De Soto’s book is subtitled Why Capitalism Triumphs in the West and Fails Everywhere Else. The example he has studied is the USA, where poor white settlers established homesteads, farms and ranches, laid claims to gold in California and so on, all within the ambit of laws protecting private property. Possessed of legal property titles, these poor settlers found in these titles something ‘representative’ of their property and their creditworthiness. These legal representatives of property—that is, property titles—empowered collateral security and unlocked the ‘mystery of capital’ for every single US citizen. It is this approach that de Soto advocates for poor nations.
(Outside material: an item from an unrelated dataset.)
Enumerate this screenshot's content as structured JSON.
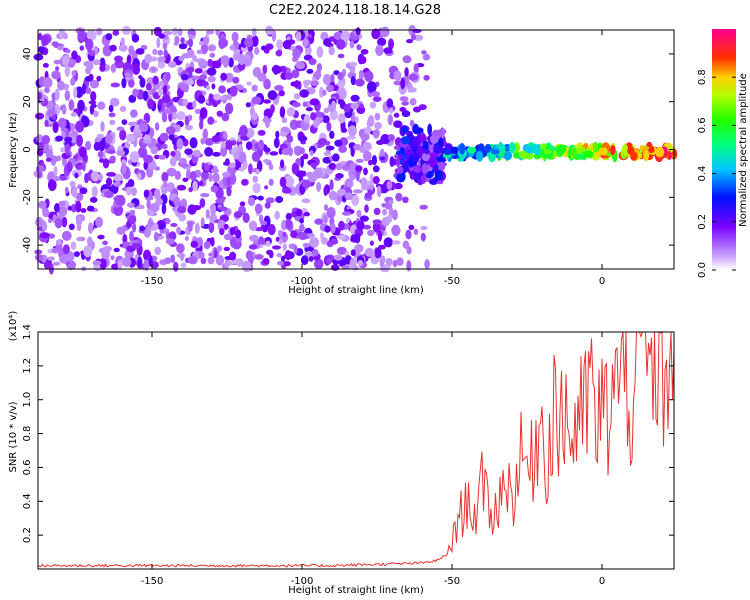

My own research reveals that the existence of legal property titles (and this includes legal leases for tenant-farmers) under the common law in feudal England is the principal reason why capitalism emerged first in Britain. The primacy of the ‘law of the land’ was asserted as early as 1215AD in the Magna Carta, in the term lex terrae. It is simply because writ protection was granted to all properties, contracts and debts from the 13th century onwards that London’s Lombard Street became the world’s greatest banking center. The East India Company was set up in 1600, and its ventures could successfully raise capital only because the rules of the game were very good. Poor whites who migrated to the US, Australia, Canada and New Zealand founded capitalism there because they took the common law on property along with them. Poor people in poor nations need to be able to play the game of capitalism according to good, universal rules.

De Soto has investigated property matters in many Third World countries, from Egypt to the Phillipines to Mexico and Haiti. In Cairo, he found a total absence of property titles to real estate in the desert. In Haiti, which is as poor as Bangladesh, it was found that many important government buildings, including the official residence of the head of state, did not have property titles. Over 70 per cent of the people in these countries live outside the bell jar. Their properties possess no ‘representative titles’. These people and their properties lie outside the scope of capitalism.

In India, with 15 years of ‘voodoo liberalisation’, it has become abundantly clear that property is the name of the game. Private builders and real estate developers have drastically altered the skylines of every city. In villages close to urban areas, unlettered peasants have come to appreciate that their mustard fields have more value than they could ever have imagined. The socialist Indian state with a constitution that does not recognise private property rights as absolute operates a dual monopoly – on ‘legal’ land to build on as well as on roads that could colonise more land—and it is this dual monopoly that has caused urban land values to skyrocket. With good roads into the surrounds, land values in cities would come down, those in villages would rise, cities would decongest and ‘unauthorised colonies’ would not happen! This planned destruction of our urban habitat, which is the destruction of our civilisation itself, has made many of us owners of hideously expensive properties in hideous cities and towns. But the plight of the poor, without legal titles, is far worse. For their sake, we must champion property rights, the basis of capitalism and the very antithesis of socialism, which deifies collective property. Microcredit is just symptomatic treatment; property titles are the cure.